2. Modify SELinux to Avoid Sleeping Spinlocks
Another option is to alter the SELinux capability check to use
non-sleeping spinlocks.
However, this approach is not advisable. The SELinux capability check is
extensively used across the kernel and is far more critical than the
kmemleak reporting feature.
Adapting it to address this rare issue could unnecessarily introduce
latency across the entire kernel, particularly as kmemleak is rarely used
in production environments.

3. Move Stack Trace Printing Outside the Atomic Section
The third and preferred approach is to move the stack trace printing
outside the atomic section. This would preserve the current functionality
without modifying SELinux.

The primary challenge here lies in making the backtrace pointers available
after exiting the critical section, as they are captured within it.
To address this, the backtrace pointers can be copied to a safe location,
enabling access once the raw_spinlock is released.

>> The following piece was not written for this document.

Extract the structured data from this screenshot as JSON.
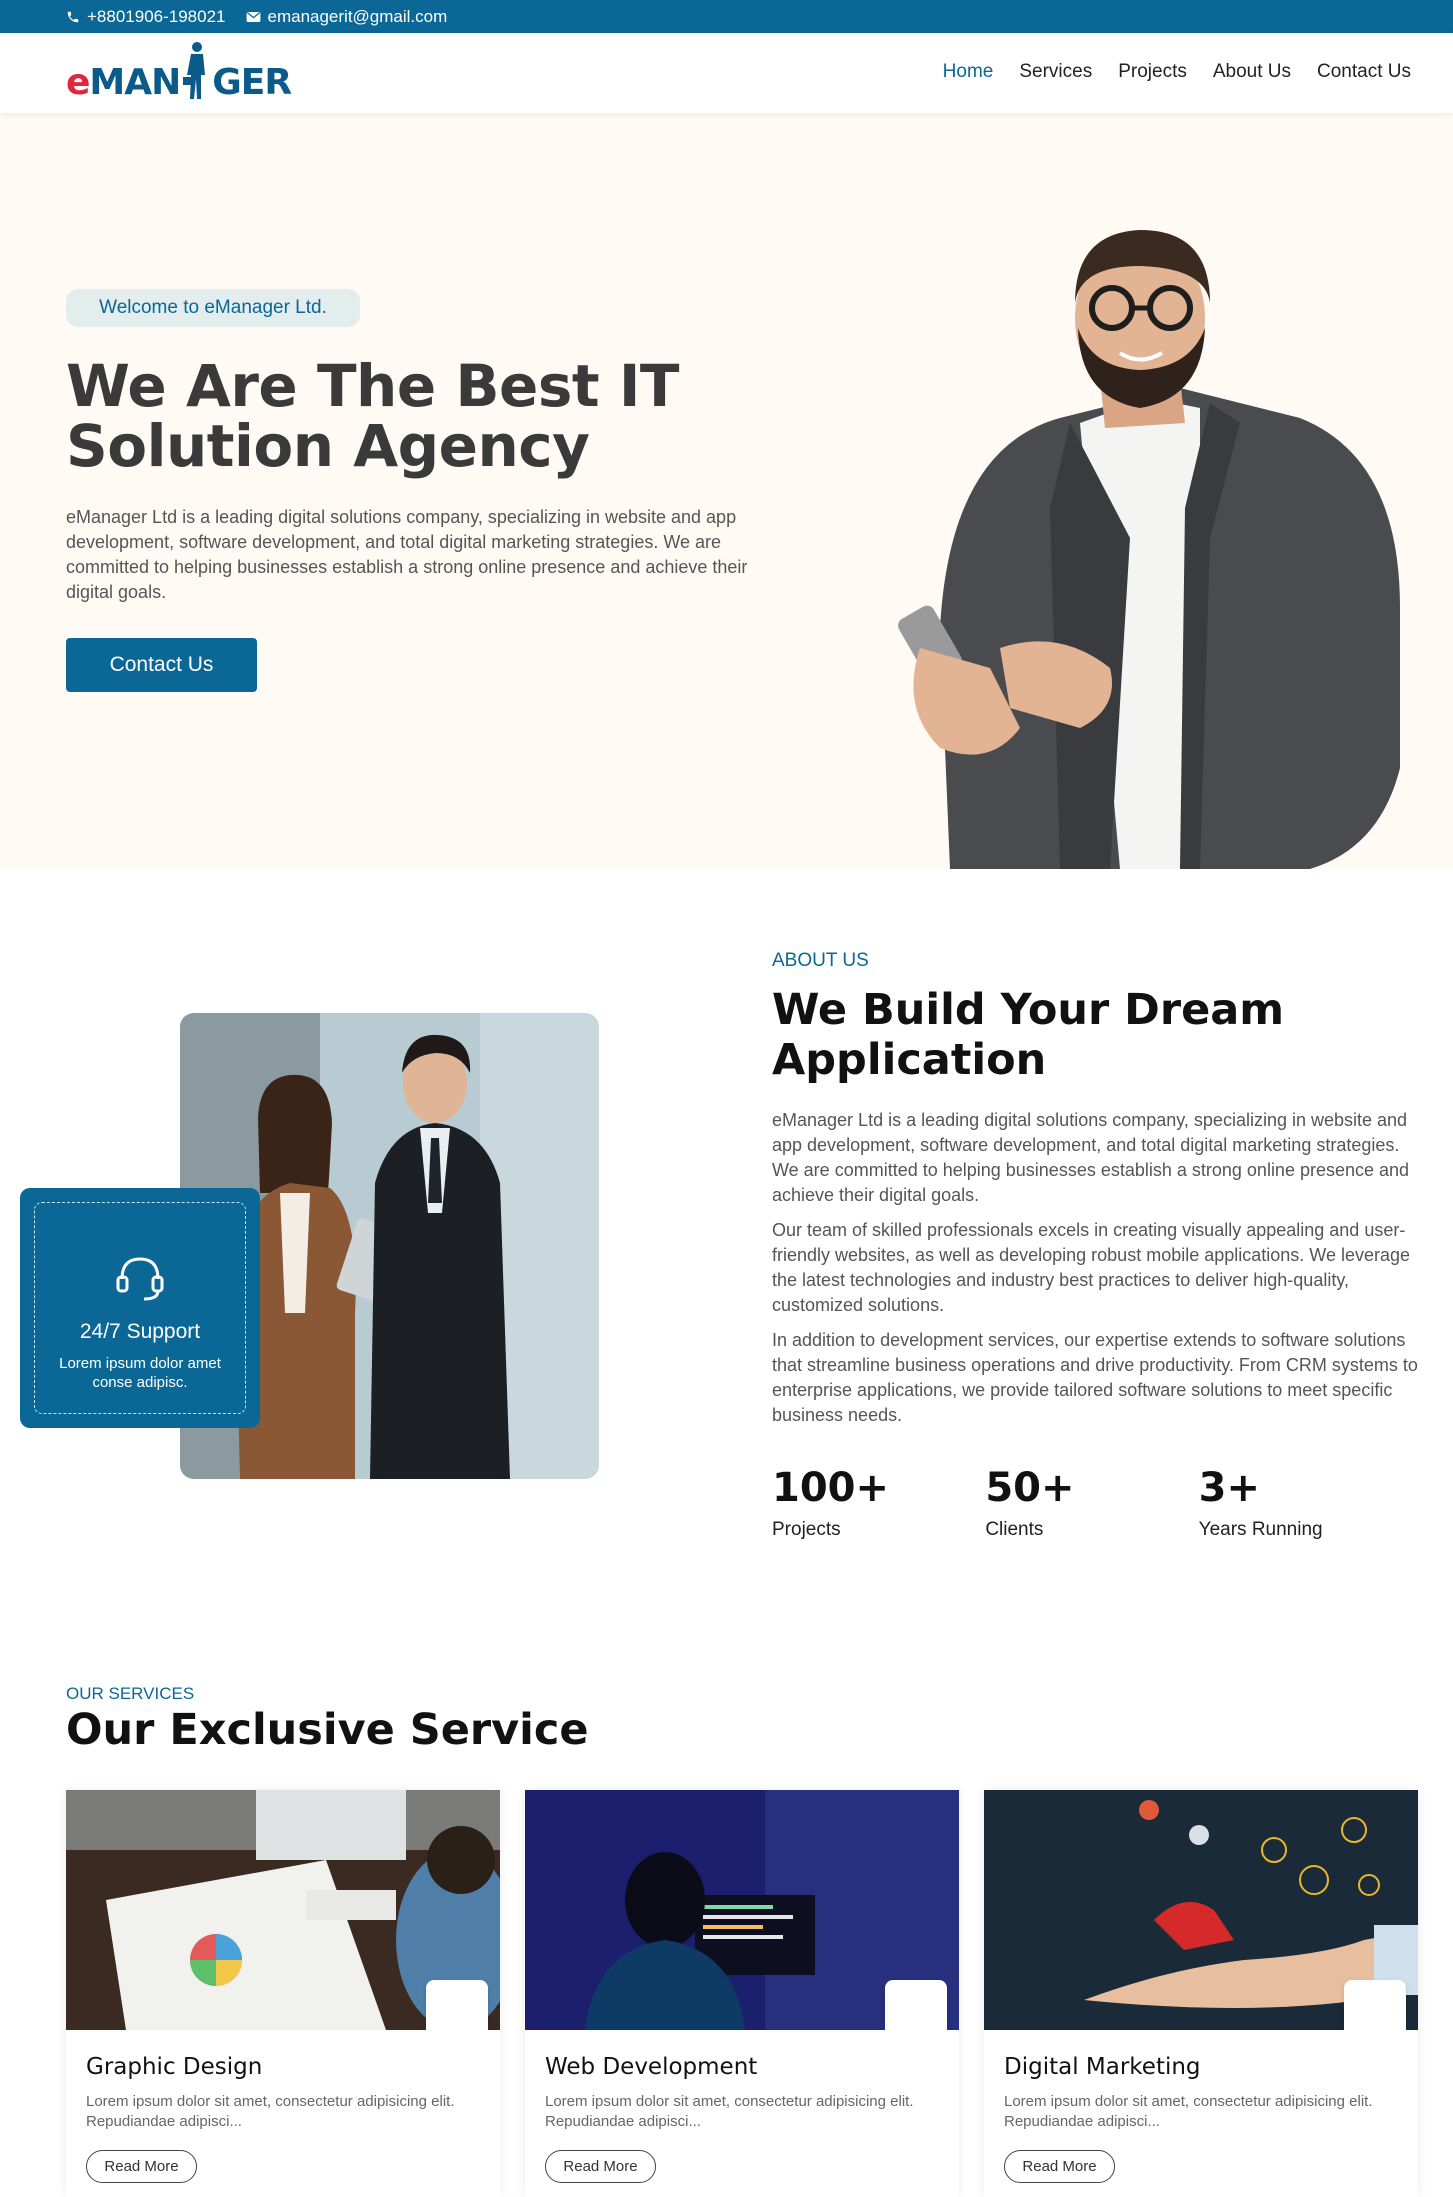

Options for Creating a Safe Location for Backtrace Pointers
Several strategies have been considered for storing the backtrace pointers
safely:
* Dynamic Allocation
    * Allocating memory with kmalloc cannot be done within a raw_spinlock
      area. Using GFP_ATOMIC is also infeasible.
    * Since the code that prints the message is inside a loop, executed
      potentially multiple times, it is only within the raw_spinlock 
      section that we can determine whether allocation is needed.
    * Allocating and deallocating memory on every loop iteration would be
      prohibitively expensive.
* Global Data Section
    * In this strategy, the message would be printed after exiting the
      raw_spinlock protected section.
    * However, this approach risks data corruption if another occurrence
      of the issue arises before the first operation completes.
* Per-CPU Data
    * The same concerns as with global data apply here. While data 
      corruption is less likely, it is not impossible.
* Stack
    * Using the stack is the best option since each thread has its own 
      stack, ensuring data isolation. However, the size of the data poses
      a challenge.
    * Exporting a full stack trace pointer list requires considerable space.
      A 32-level stack trace in a 64-bit system would require 256 bytes, 
      which is contrary to best practices for stack size management.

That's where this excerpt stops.